The conception of this came about through his wanting to discredit Nikola Tesla and his backer, entrepreneur George Westinghouse (he went so far as to name the chair the Westinghouse Chair). The idea was to show it was the lethal AC current that ensured the chair did its job, opening the way for Edison’s beloved DC current to find favour the world over. The whole thing and the interminable termination time of its first victim, the dapper William Kemmler, provides some of the best writing in the novel; it also left a nasty stain on Edison’s otherwise immaculate reputation.

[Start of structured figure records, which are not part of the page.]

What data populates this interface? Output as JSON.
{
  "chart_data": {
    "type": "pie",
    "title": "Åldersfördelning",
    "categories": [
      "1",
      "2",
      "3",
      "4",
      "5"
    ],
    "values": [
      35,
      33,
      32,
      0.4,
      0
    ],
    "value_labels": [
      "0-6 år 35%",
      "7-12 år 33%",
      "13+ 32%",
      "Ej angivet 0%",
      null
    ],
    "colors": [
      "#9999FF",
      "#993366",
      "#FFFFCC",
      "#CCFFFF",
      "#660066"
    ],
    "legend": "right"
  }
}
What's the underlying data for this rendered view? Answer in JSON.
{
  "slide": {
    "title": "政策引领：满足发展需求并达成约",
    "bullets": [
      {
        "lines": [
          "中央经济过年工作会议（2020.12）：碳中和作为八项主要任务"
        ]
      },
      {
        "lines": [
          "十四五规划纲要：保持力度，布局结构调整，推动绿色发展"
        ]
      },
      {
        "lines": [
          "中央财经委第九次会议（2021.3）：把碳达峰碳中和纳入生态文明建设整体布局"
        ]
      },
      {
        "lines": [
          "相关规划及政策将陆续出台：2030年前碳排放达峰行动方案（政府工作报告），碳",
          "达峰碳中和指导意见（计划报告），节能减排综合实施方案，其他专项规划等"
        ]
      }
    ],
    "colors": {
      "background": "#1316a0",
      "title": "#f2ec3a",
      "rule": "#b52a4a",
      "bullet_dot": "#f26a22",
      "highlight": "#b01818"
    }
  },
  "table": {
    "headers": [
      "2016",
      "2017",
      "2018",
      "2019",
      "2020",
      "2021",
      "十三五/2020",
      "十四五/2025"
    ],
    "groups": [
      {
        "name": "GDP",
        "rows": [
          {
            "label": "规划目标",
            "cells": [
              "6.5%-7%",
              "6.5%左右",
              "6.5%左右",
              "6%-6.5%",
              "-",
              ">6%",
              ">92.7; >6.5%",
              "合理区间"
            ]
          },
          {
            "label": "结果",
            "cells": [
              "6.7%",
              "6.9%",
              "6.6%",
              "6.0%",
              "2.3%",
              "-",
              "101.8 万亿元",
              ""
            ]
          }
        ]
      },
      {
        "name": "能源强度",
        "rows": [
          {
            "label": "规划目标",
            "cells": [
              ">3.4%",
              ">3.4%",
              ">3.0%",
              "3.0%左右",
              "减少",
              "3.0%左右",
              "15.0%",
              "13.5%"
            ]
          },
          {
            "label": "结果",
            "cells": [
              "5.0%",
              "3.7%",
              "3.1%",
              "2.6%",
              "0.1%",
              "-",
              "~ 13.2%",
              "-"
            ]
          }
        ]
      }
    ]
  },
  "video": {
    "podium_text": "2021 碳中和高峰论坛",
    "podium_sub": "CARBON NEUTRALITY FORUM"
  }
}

The new Brilliance covers the same ground, but dividing the book structurally into a “then and now” scenario lends much greater humanity to both men, as Edison, looking back, is wistful and compassionate, if not entirely self-forgiving. My complaint when reviewing the original version of the novel was that neither major character was particularly likeable: they both come out better in this account. Morgan was not likeable anyway and Edison abandoned his family, effectively, to pursue the workings in his mind, but McCarten succeeds this time in making them more human, their frailties forgivable rather than contemptible. Initially, it was a case of great story, interesting time of history, opportunity lost. Now, we have a great tale, well written and so much more, dare I say it, illuminating than the one that preceded it.
BRILLIANCE, by Anthony McCarten (Alma, $39.99).
Michael Larsen is a writer and reviewer.